Customer Service: Why Price Alone Shouldn’t Dictate The Mobile Network You Use
When people get a new mobile phone contract, the main factor that helps them to decide what network operator to spend their money with is what kind of deal they get on their tariff.
But despite how attractive tariff deals are, a huge number of customers are let down by the fact that they get a poor level of service from their new mobile network operator.
When you are next about to look for new mobile phone contract details, you should consider just how good the level of customer service is that you receive from the network operator.
Here are some of the most common reasons why customers start off being happy and end up being angry!
As you may know, all mobile phones work off radio signals. In order to provide coverage in a particular area, the mobile network operator has to either install new or pay to use existing cell mast towers.
These cell towers help to provide good coverage to a specific area or “cell” (hence why the Americans call mobile phones “cell phones”), but in order to provide coverage those network operators will need to know how many people are likely to use any cell service that is provisioned for them.
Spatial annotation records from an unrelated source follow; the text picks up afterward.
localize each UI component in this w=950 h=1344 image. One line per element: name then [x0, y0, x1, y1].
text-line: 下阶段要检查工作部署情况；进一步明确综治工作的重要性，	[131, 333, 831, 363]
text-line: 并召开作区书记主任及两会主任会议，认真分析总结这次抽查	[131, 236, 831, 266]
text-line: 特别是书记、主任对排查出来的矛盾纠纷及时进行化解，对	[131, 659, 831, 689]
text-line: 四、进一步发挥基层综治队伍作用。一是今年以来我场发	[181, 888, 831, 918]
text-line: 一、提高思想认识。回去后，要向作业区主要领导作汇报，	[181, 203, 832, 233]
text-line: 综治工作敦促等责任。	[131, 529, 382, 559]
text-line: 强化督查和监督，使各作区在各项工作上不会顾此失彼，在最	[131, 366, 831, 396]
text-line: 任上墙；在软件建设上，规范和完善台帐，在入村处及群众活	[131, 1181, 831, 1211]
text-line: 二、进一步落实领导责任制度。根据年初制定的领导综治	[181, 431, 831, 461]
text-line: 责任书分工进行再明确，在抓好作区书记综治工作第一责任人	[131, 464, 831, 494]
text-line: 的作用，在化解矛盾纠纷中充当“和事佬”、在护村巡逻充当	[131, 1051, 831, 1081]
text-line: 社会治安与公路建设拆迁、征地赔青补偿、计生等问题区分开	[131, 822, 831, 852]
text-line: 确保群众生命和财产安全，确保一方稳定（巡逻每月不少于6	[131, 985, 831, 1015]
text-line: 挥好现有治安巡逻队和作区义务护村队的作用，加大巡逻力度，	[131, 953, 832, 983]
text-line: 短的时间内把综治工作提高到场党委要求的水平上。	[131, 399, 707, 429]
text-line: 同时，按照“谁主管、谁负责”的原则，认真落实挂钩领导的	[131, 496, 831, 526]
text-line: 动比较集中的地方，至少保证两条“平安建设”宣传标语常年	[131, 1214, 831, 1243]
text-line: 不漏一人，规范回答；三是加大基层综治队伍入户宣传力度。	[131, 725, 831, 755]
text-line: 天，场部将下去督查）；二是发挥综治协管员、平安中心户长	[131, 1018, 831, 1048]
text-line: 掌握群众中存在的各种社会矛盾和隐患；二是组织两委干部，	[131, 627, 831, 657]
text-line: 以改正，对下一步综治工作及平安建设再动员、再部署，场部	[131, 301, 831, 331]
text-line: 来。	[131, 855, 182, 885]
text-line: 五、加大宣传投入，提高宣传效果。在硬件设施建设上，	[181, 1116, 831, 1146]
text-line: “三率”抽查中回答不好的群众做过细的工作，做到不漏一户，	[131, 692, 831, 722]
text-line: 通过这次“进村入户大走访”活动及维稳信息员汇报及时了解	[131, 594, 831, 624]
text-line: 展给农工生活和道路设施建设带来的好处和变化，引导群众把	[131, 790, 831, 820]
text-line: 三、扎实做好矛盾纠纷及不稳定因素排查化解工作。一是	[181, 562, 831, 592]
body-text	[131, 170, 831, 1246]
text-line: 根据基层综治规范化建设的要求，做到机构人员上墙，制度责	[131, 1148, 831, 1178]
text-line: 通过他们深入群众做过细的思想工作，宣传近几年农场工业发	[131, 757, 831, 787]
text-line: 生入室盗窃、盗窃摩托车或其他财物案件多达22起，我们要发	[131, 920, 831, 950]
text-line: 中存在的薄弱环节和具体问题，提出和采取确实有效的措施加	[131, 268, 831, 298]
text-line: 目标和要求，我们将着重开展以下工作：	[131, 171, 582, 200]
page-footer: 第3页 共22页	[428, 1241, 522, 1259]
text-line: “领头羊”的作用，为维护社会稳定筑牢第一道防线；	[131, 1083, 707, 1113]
If you live out in the sticks and only have about 10 neighbours in your village, it is unlikely that you will get good network coverage.
Many people take out a new mobile contract because they get a shiny new phone as part of the deal! But what happens if that shiny new phone actually turns out to be the most unreliable piece of technology you have ever had the misfortune to use (and pay for)?
Unless the phone has an obvious physical defect from new, it can be extremely difficult to get a network operator to take ownership of the problem – even if you quote the Sales of Goods Act 1979 at them.
One of the biggest areas that mobile network operators fail on is their customer support.
For example, companies such as Three outsource their customer services to firms based in India, which can result in frustration for customers due to language barrier issues.
But the main issues are due to call centre operators blatantly reading from script cards as if they were robots, and in many cases completely ignoring what customers are telling them simply because they do not know how to handle a ‘new’ type of query that they were not trained on!
Customer experience management is something that all network operators to some degree fail on, but there are certain operators that are worse than others for this sort of thing.
For example, an article last month on the Daily Mail website reported that EE (the amalgamation of T-Mobile and Orange) were rated the worst mobile network operator of 2013 according to an industry poll by YouGov.
Although customers are aware of tariff costs before they sign up for a new contract, it is not uncommon (or illegal) for mobile network operators to increase tariff costs mid-contract. This can result in consumers having a bittersweet taste in their mouths, as they will have to shell out extra money on their contracts until they end.